Syarat yang dibutuhkan yakni dokumen pribadi berupa rekening koran, sertifikat properti yang akan dibeli, PBB dan IMB.

Tahap selanjutnya, pengumpulan dokumen yang dibutuhkan atau dokumen yang diminta oleh bank mulai dari dokumen pribadi, dokumen income, buku rekening, slip gaji, fotokopi sertifikat properti, serta fotokopi IMB dan PBB.

Baca juga: Seberapa penting dana darurat saat pandemi?

"Jadi, pastikan ketika akan melampirkan dokumen, tanyakan dokumen yang dibutuhkan ke pihak Marketing bank. Lalu usahakan ketika menyerahkan dokumen, serahkan dalam keadaan lengkap supaya cepat diproses," kata Vina.

Tahap ketiga yaitu appraisal properti. Pihak bank akan melakukan penilaian pada properti untuk mendapatkan nilai plafon yang akan diberikan pada pembeli, dengan syarat membayar biaya appraisal sebesar Rp500.000 – Rp1.250.000.

Tahap keempat yakni proses analisa dari bank yang berujung pemberitahuan penolakan atau penerimaan kredit. Mereka juga akan menginformasikan plafon yang diberikan pada pembeli.

Bila kredit termasuk syarat dan ketentuannya disetujui, maka akan diarahkan ke akad jual beli.

"Kalau untuk refinancing atau top up, prosesnya dinamakan akad kredit, jadi tidak ada jual beli di dalamnya," kata Vina.

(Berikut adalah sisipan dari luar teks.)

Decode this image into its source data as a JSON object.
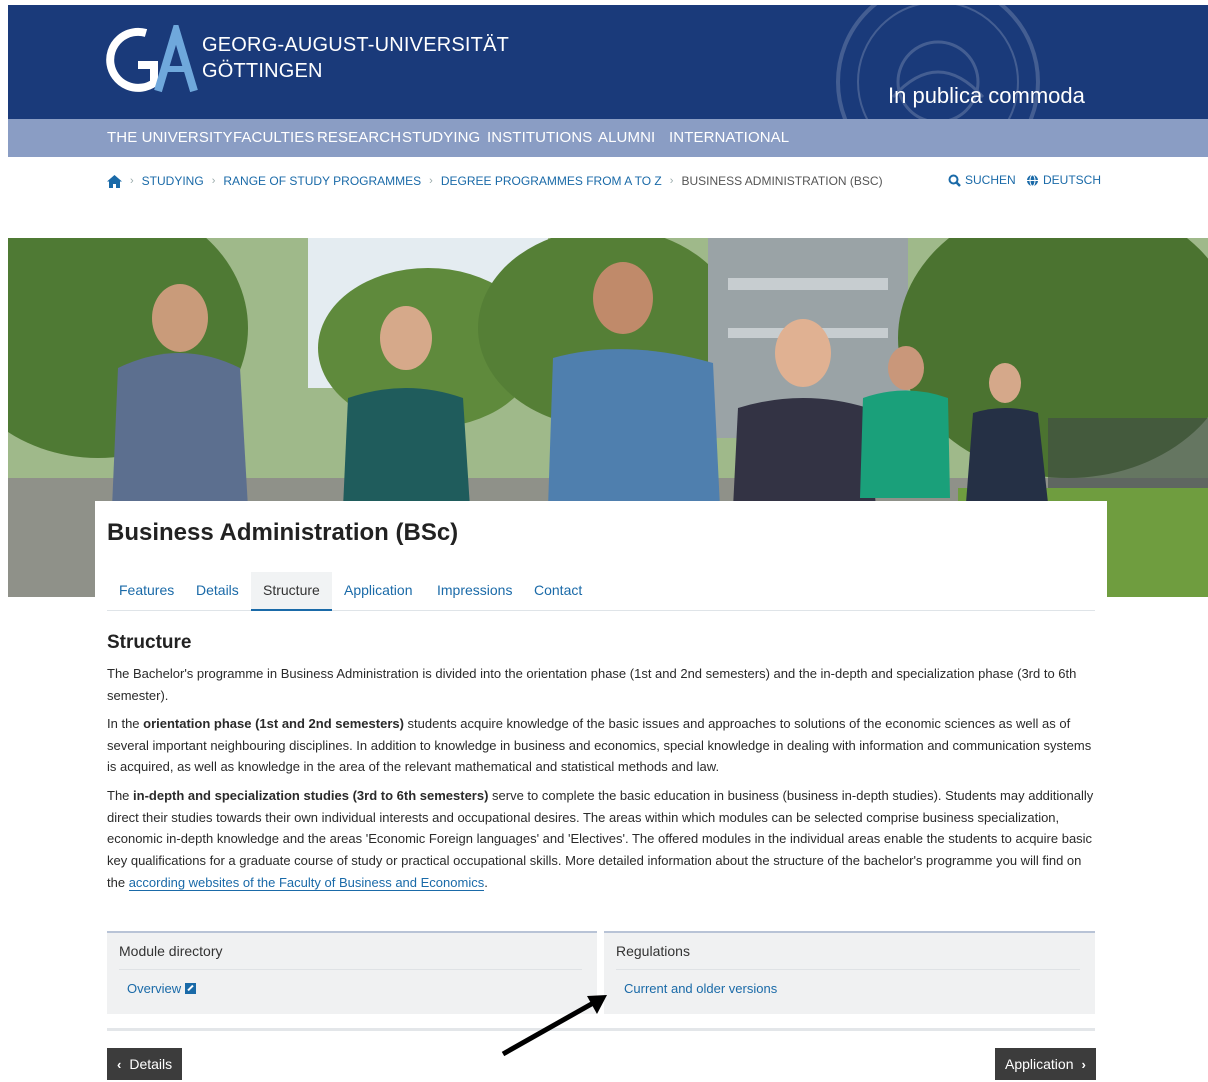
{
  "header": {
    "uni_line1": "GEORG-AUGUST-UNIVERSITÄT",
    "uni_line2": "GÖTTINGEN",
    "motto": "In publica commoda",
    "brand_color": "#1a3a7a"
  },
  "nav": {
    "items": [
      "THE UNIVERSITY",
      "FACULTIES",
      "RESEARCH",
      "STUDYING",
      "INSTITUTIONS",
      "ALUMNI",
      "INTERNATIONAL"
    ],
    "bar_color": "#8a9dc4"
  },
  "breadcrumb": {
    "home_icon": "home-icon",
    "items": [
      "Studying",
      "Range of study programmes",
      "Degree programmes from A to Z"
    ],
    "current": "Business Administration (BSc)"
  },
  "utilities": {
    "search_label": "SUCHEN",
    "language_label": "DEUTSCH"
  },
  "page": {
    "title": "Business Administration (BSc)",
    "tabs": [
      "Features",
      "Details",
      "Structure",
      "Application",
      "Impressions",
      "Contact"
    ],
    "active_tab": "Structure"
  },
  "content": {
    "section_title": "Structure",
    "p1": "The Bachelor's programme in Business Administration is divided into the orientation phase (1st and 2nd semesters) and the in-depth and specialization phase (3rd to 6th semester).",
    "p2_pre": "In the ",
    "p2_bold": "orientation phase (1st and 2nd semesters)",
    "p2_post": " students acquire knowledge of the basic issues and approaches to solutions of the economic sciences as well as of several important neighbouring disciplines. In addition to knowledge in business and economics, special knowledge in dealing with information and communication systems is acquired, as well as knowledge in the area of the relevant mathematical and statistical methods and law.",
    "p3_pre": "The ",
    "p3_bold": "in-depth and specialization studies (3rd to 6th semesters)",
    "p3_post": " serve to complete the basic education in business (business in-depth studies). Students may additionally direct their studies towards their own individual interests and occupational desires. The areas within which modules can be selected comprise business specialization, economic in-depth knowledge and the areas 'Economic Foreign languages' and 'Electives'. The offered modules in the individual areas enable the students to acquire basic key qualifications for a graduate course of study or practical occupational skills. More detailed information about the structure of the bachelor's programme you will find on the ",
    "p3_link": "according websites of the Faculty of Business and Economics",
    "p3_end": "."
  },
  "boxes": {
    "module": {
      "title": "Module directory",
      "link": "Overview"
    },
    "regulations": {
      "title": "Regulations",
      "link": "Current and older versions"
    }
  },
  "pager": {
    "prev_label": "Details",
    "next_label": "Application"
  }
}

Sementara jika pengajuan ditolak, calon pembeli dapat mengajukan ke bank lain dengan syarat membayar biaya administrasi, provisi, dan asuransi sebesar dua hingga lima persen dari plafon yang diberikan.

Tahap terakhir bila pengajuan disetujui yakni akad jual beli yang berupa pemindahtanganan properti dari penjual ke pembeli karena seluruh hak dan kewajiban telah terpenuhi, dengan syarat baik penjual dan pembeli telah memenuhi kewajiban pembayaran pajak.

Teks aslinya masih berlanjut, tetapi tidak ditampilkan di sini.